Pomysł Waszyngtonu był inny: poza uderzeniem na Chersoń ofensywa miała zostać skierowana na północno-wschodnią część kraju, w obwód charkowski. Pentagon był przekonany, że Rosjanie nie tylko nie mają tu wystarczających zabezpieczeń, ale nawet jeśli dojdą do wniosku, że Ukraińcy szykują się do odbicia prowincji, nie będą mieli jak wysłać tu posiłków. Po prostu Rosjanom brakuje tak żołnierzy, jak i sprzętu, i Pentagon o tym dobrze wie.
Zełenski zaakceptował amerykański scenariusz. Zaczęło się uzgadnianie szczegółów przeprowadzenia operacji. Była ona ściśle powiązana z dostawami amerykańskiej broni, której wartość już dochodzi łącznie do 15 mld dol. W szczególności kluczowe okazały się precyzyjne systemy rakietowe HIMARS. Aby Kijów miał pewność, że może liczyć na amerykańską broń, Pentagon wprowadził system ogłaszania kolejnych dostaw dwa razy w tygodniu. Amerykanie na bieżąco przekazywali też Ukraińcom dane wywiadowcze o pozycji rosyjskiej wojsk.
Konsultacje z ukraińskim dowództwem przeprowadzał dowódca połączonych szefów sztabu generał Mark Milley. Oprócz tego na bieżąco z doradcą Zełenskiego Andrijem Jermakiem kontaktował się w tej sprawie doradca ds. bezpieczeństwa narodowego Jake Sullivan. Każdego dnia z ukraińską generalicją widział się w Kijowie amerykański attaché wojskowy, gen. Garrick Harmon. Ale we wszystkie te rozmowy byli też wtajemniczeni Brytyjczycy.
Choć Polska ma z uwagi na swoje położenie geograficzne kluczowe znaczenie jako zaplecze dla wojny w Ukrainie, „New York Times” nie wspomina, aby Warszawa była włączona w tę kluczową operację. Podobnie jak Berlin i Paryż.
Tak duże zaangażowanie Waszyngtonu oznacza odejście od linii, jaką przyjął prezydent Biden na początku konfliktu. Wówczas jego priorytetem było, aby Ameryka nie została bezpośrednio wciągnięta w wojnę. Od tego czasu Amerykanie zrewidowali jednak swoje podejście do rosyjskich sił zbrojnych.
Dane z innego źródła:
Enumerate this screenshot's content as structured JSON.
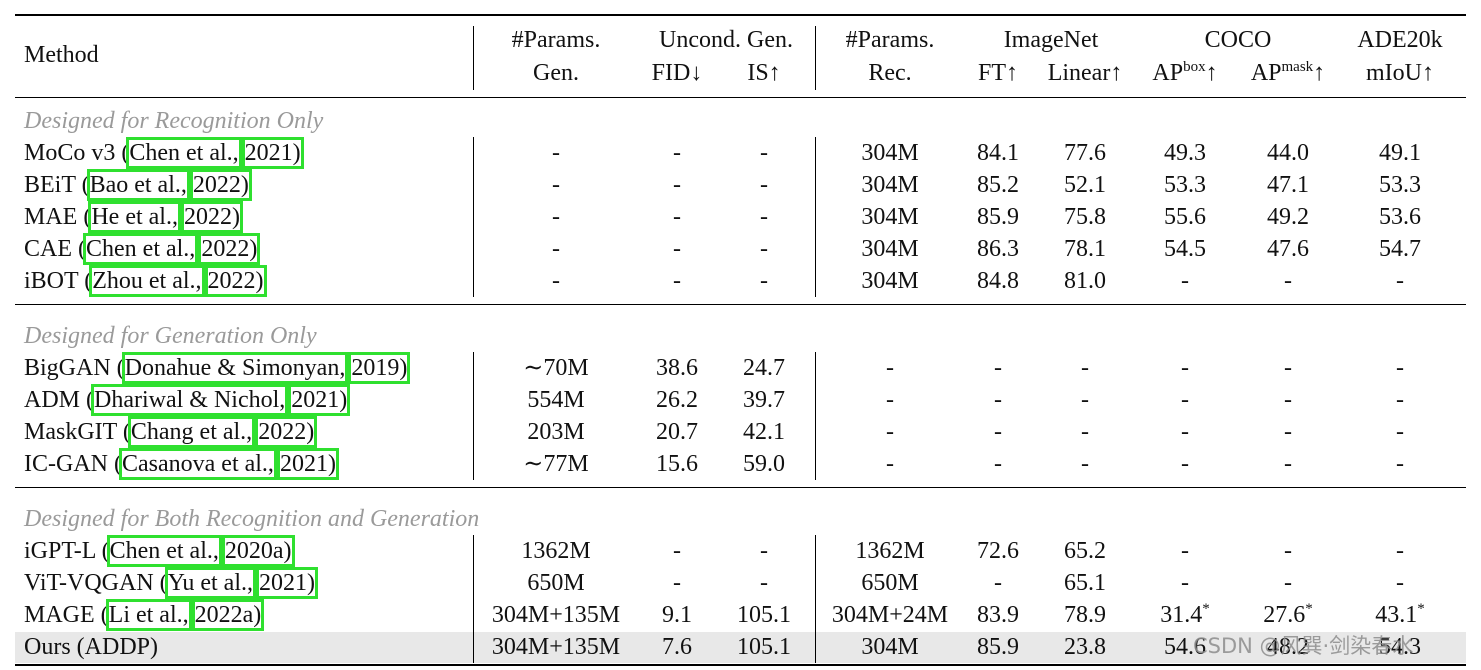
{
  "header": {
    "method": "Method",
    "params_gen": [
      "#Params.",
      "Gen."
    ],
    "uncond": "Uncond. Gen.",
    "fid": "FID↓",
    "is": "IS↑",
    "params_rec": [
      "#Params.",
      "Rec."
    ],
    "imagenet": "ImageNet",
    "ft": "FT↑",
    "linear": "Linear↑",
    "coco": "COCO",
    "ap_box": {
      "base": "AP",
      "sup": "box",
      "suffix": "↑"
    },
    "ap_mask": {
      "base": "AP",
      "sup": "mask",
      "suffix": "↑"
    },
    "ade": "ADE20k",
    "miou": "mIoU↑"
  },
  "sections": [
    {
      "title": "Designed for Recognition Only",
      "rows": [
        {
          "name": "MoCo v3 (",
          "author": "Chen et al.,",
          "year": "2021)",
          "cells": [
            "-",
            "-",
            "-",
            "304M",
            "84.1",
            "77.6",
            "49.3",
            "44.0",
            "49.1"
          ]
        },
        {
          "name": "BEiT (",
          "author": "Bao et al.,",
          "year": "2022)",
          "cells": [
            "-",
            "-",
            "-",
            "304M",
            "85.2",
            "52.1",
            "53.3",
            "47.1",
            "53.3"
          ]
        },
        {
          "name": "MAE (",
          "author": "He et al.,",
          "year": "2022)",
          "cells": [
            "-",
            "-",
            "-",
            "304M",
            "85.9",
            "75.8",
            "55.6",
            "49.2",
            "53.6"
          ]
        },
        {
          "name": "CAE (",
          "author": "Chen et al.,",
          "year": "2022)",
          "cells": [
            "-",
            "-",
            "-",
            "304M",
            "86.3",
            "78.1",
            "54.5",
            "47.6",
            "54.7"
          ]
        },
        {
          "name": "iBOT (",
          "author": "Zhou et al.,",
          "year": "2022)",
          "cells": [
            "-",
            "-",
            "-",
            "304M",
            "84.8",
            "81.0",
            "-",
            "-",
            "-"
          ]
        }
      ]
    },
    {
      "title": "Designed for Generation Only",
      "rows": [
        {
          "name": "BigGAN (",
          "author": "Donahue & Simonyan,",
          "year": "2019)",
          "cells": [
            "∼70M",
            "38.6",
            "24.7",
            "-",
            "-",
            "-",
            "-",
            "-",
            "-"
          ]
        },
        {
          "name": "ADM (",
          "author": "Dhariwal & Nichol,",
          "year": "2021)",
          "cells": [
            "554M",
            "26.2",
            "39.7",
            "-",
            "-",
            "-",
            "-",
            "-",
            "-"
          ]
        },
        {
          "name": "MaskGIT (",
          "author": "Chang et al.,",
          "year": "2022)",
          "cells": [
            "203M",
            "20.7",
            "42.1",
            "-",
            "-",
            "-",
            "-",
            "-",
            "-"
          ]
        },
        {
          "name": "IC-GAN (",
          "author": "Casanova et al.,",
          "year": "2021)",
          "cells": [
            "∼77M",
            "15.6",
            "59.0",
            "-",
            "-",
            "-",
            "-",
            "-",
            "-"
          ]
        }
      ]
    },
    {
      "title": "Designed for Both Recognition and Generation",
      "rows": [
        {
          "name": "iGPT-L (",
          "author": "Chen et al.,",
          "year": "2020a)",
          "cells": [
            "1362M",
            "-",
            "-",
            "1362M",
            "72.6",
            "65.2",
            "-",
            "-",
            "-"
          ]
        },
        {
          "name": "ViT-VQGAN (",
          "author": "Yu et al.,",
          "year": "2021)",
          "cells": [
            "650M",
            "-",
            "-",
            "650M",
            "-",
            "65.1",
            "-",
            "-",
            "-"
          ]
        },
        {
          "name": "MAGE (",
          "author": "Li et al.,",
          "year": "2022a)",
          "cells": [
            "304M+135M",
            "9.1",
            "105.1",
            "304M+24M",
            "83.9",
            "78.9",
            {
              "text": "31.4",
              "sup": "*"
            },
            {
              "text": "27.6",
              "sup": "*"
            },
            {
              "text": "43.1",
              "sup": "*"
            }
          ]
        },
        {
          "name": "Ours (ADDP)",
          "highlight": true,
          "cells": [
            "304M+135M",
            "7.6",
            "105.1",
            "304M",
            "85.9",
            "23.8",
            "54.6",
            "48.2",
            "54.3"
          ]
        }
      ]
    }
  ],
  "watermark": "CSDN @风巽·剑染春水"
}
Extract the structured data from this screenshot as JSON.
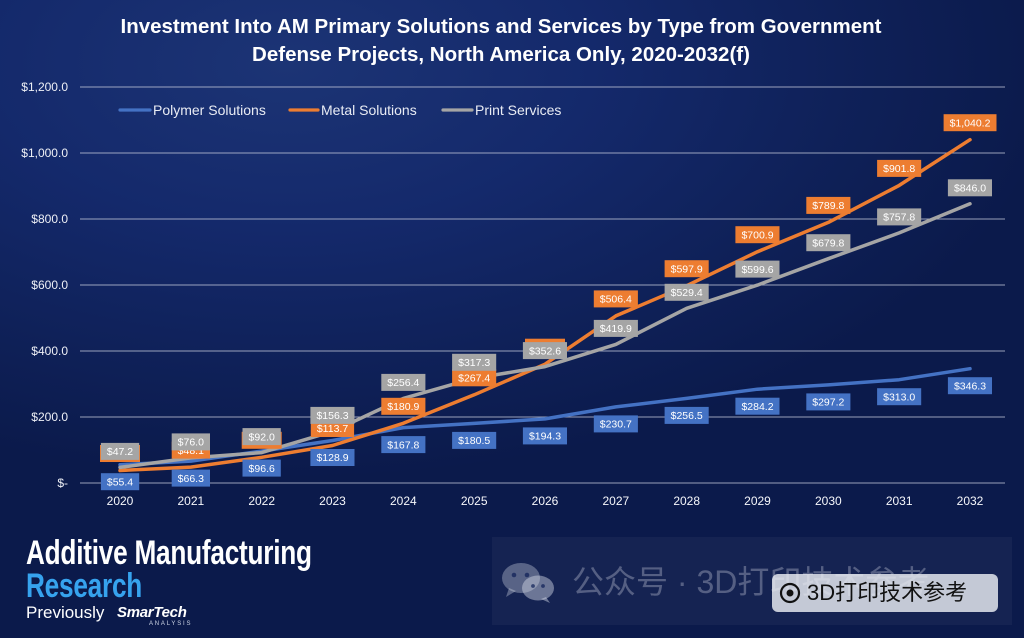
{
  "chart_data": {
    "type": "line",
    "title": "Investment Into AM Primary Solutions and Services by Type from Government Defense Projects, North America Only, 2020-2032(f)",
    "xlabel": "",
    "ylabel": "",
    "categories": [
      "2020",
      "2021",
      "2022",
      "2023",
      "2024",
      "2025",
      "2026",
      "2027",
      "2028",
      "2029",
      "2030",
      "2031",
      "2032"
    ],
    "ylim": [
      0,
      1200
    ],
    "yticks": [
      0,
      200,
      400,
      600,
      800,
      1000,
      1200
    ],
    "ytick_labels": [
      "$-",
      "$200.0",
      "$400.0",
      "$600.0",
      "$800.0",
      "$1,000.0",
      "$1,200.0"
    ],
    "grid": true,
    "series": [
      {
        "name": "Polymer Solutions",
        "color": "#4472c4",
        "values": [
          55.4,
          66.3,
          96.6,
          128.9,
          167.8,
          180.5,
          194.3,
          230.7,
          256.5,
          284.2,
          297.2,
          313.0,
          346.3
        ],
        "labels": [
          "$55.4",
          "$66.3",
          "$96.6",
          "$128.9",
          "$167.8",
          "$180.5",
          "$194.3",
          "$230.7",
          "$256.5",
          "$284.2",
          "$297.2",
          "$313.0",
          "$346.3"
        ]
      },
      {
        "name": "Metal Solutions",
        "color": "#ed7d31",
        "values": [
          38,
          48.1,
          78,
          113.7,
          180.9,
          267.4,
          360,
          506.4,
          597.9,
          700.9,
          789.8,
          901.8,
          1040.2
        ],
        "labels": [
          null,
          "$48.1",
          null,
          "$113.7",
          "$180.9",
          "$267.4",
          null,
          "$506.4",
          "$597.9",
          "$700.9",
          "$789.8",
          "$901.8",
          "$1,040.2"
        ]
      },
      {
        "name": "Print Services",
        "color": "#a5a5a5",
        "values": [
          47.2,
          76.0,
          92.0,
          156.3,
          256.4,
          317.3,
          352.6,
          419.9,
          529.4,
          599.6,
          679.8,
          757.8,
          846.0
        ],
        "labels": [
          "$47.2",
          "$76.0",
          "$92.0",
          "$156.3",
          "$256.4",
          "$317.3",
          "$352.6",
          "$419.9",
          "$529.4",
          "$599.6",
          "$679.8",
          "$757.8",
          "$846.0"
        ]
      }
    ]
  },
  "branding": {
    "line1": "Additive Manufacturing",
    "line2": "Research",
    "previously": "Previously",
    "former_brand": "SmarTech",
    "former_brand_sub": "ANALYSIS",
    "accent_color": "#36a3ee"
  },
  "watermark": {
    "text": "公众号 · 3D打印技术参考",
    "badge_text": "3D打印技术参考",
    "icon": "wechat-icon",
    "badge_icon": "official-account-icon"
  }
}
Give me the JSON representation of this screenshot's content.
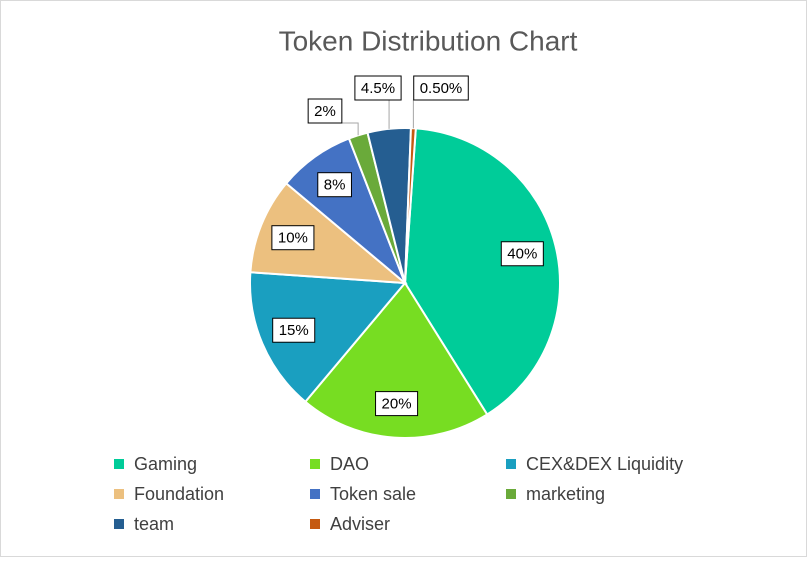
{
  "chart_data": {
    "type": "pie",
    "title": "Token Distribution Chart",
    "categories": [
      "Gaming",
      "DAO",
      "CEX&DEX Liquidity",
      "Foundation",
      "Token sale",
      "marketing",
      "team",
      "Adviser"
    ],
    "values": [
      40,
      20,
      15,
      10,
      8,
      2,
      4.5,
      0.5
    ],
    "value_labels": [
      "40%",
      "20%",
      "15%",
      "10%",
      "8%",
      "2%",
      "4.5%",
      "0.50%"
    ],
    "colors": [
      "#00cc99",
      "#77dd22",
      "#1a9fc0",
      "#ecc07f",
      "#4472c4",
      "#6aaa3a",
      "#255e91",
      "#c55a11"
    ],
    "legend": "bottom"
  }
}
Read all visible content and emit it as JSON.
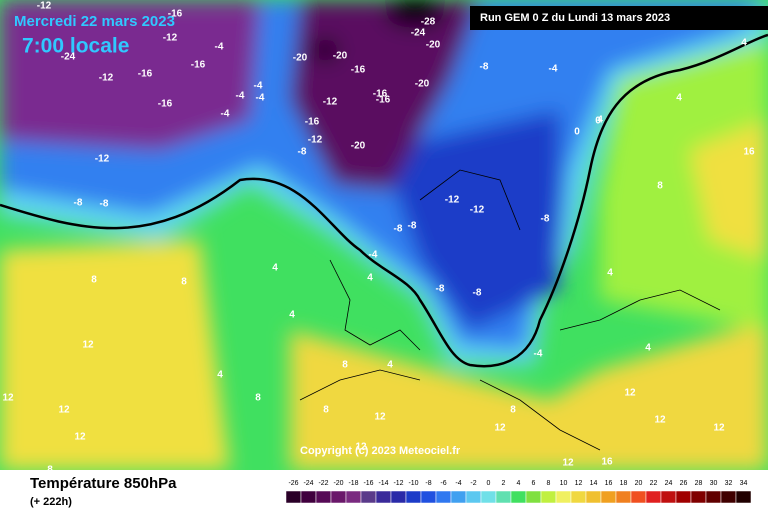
{
  "header": {
    "date": "Mercredi 22 mars 2023",
    "time": "7:00 locale"
  },
  "run_info": "Run GEM 0 Z du Lundi 13 mars 2023",
  "copyright": "Copyright (c) 2023 Meteociel.fr",
  "footer": {
    "title": "Température 850hPa",
    "step": "(+ 222h)"
  },
  "legend": {
    "values": [
      -26,
      -24,
      -22,
      -20,
      -18,
      -16,
      -14,
      -12,
      -10,
      -8,
      -6,
      -4,
      -2,
      0,
      2,
      4,
      6,
      8,
      10,
      12,
      14,
      16,
      18,
      20,
      22,
      24,
      26,
      28,
      30,
      32,
      34
    ],
    "colors": [
      "#2a0028",
      "#40003e",
      "#560a56",
      "#6a186a",
      "#7a2a80",
      "#5a3a8a",
      "#3a2a9a",
      "#2a2aa8",
      "#1c3cc8",
      "#2050e0",
      "#3078f0",
      "#40a0f0",
      "#5cc8f0",
      "#70e0e8",
      "#60e0b0",
      "#40e060",
      "#80e040",
      "#c0f040",
      "#f0f060",
      "#f0d840",
      "#f0c030",
      "#f0a020",
      "#f08020",
      "#f05020",
      "#e02020",
      "#c01010",
      "#a00000",
      "#800000",
      "#600000",
      "#400000",
      "#200000"
    ]
  },
  "map": {
    "contour_labels": [
      -12,
      -16,
      -12,
      -4,
      -24,
      -20,
      -16,
      -12,
      -16,
      -4,
      -16,
      -4,
      -12,
      -16,
      -4,
      -4,
      -16,
      -20,
      -24,
      -28,
      -20,
      -20,
      -16,
      -12,
      -16,
      -8,
      -4,
      -12,
      -8,
      -20,
      -8,
      -8,
      -12,
      -8,
      -8,
      -12,
      -8,
      -4,
      -8,
      -8,
      -4,
      0,
      0,
      4,
      4,
      4,
      8,
      4,
      4,
      16,
      4,
      8,
      8,
      12,
      12,
      8,
      4,
      4,
      8,
      8,
      12,
      12,
      12,
      4,
      12,
      8,
      12,
      12,
      12,
      16,
      12,
      12,
      8,
      4
    ]
  }
}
Ich potencjał oceniają znacznie gorzej niż w pierwszej fazie konfliktu.
Rodzi się jednak pytanie, co dalej. Zełenski nie zrezygnował ze swoich pierwotnych planów odzyskania Mariupola czy dojścia przynajmniej do zachodniego brzegu Dniepru w rejonie Chersonia. To jednak zdaniem amerykańskich ekspertów wymagałoby przejęcia przez Ukraińców inicjatywy także w powietrzu. Pentagon musi więc rozważyć, czy przejść do następnego etapu wsparcia wojskowego dla Kijowa, w tym dostaw myśliwców. Amerykańskie lotnictwo ma na składzie około 50 wiekowych F-16, które mógłby przekazać Ukrainie. Sprawa ma jednak wymiar polityczny. Kijów domaga się także ciężkich helikopterów transportowych oraz dronów o dużym potencjale uderzeniowym.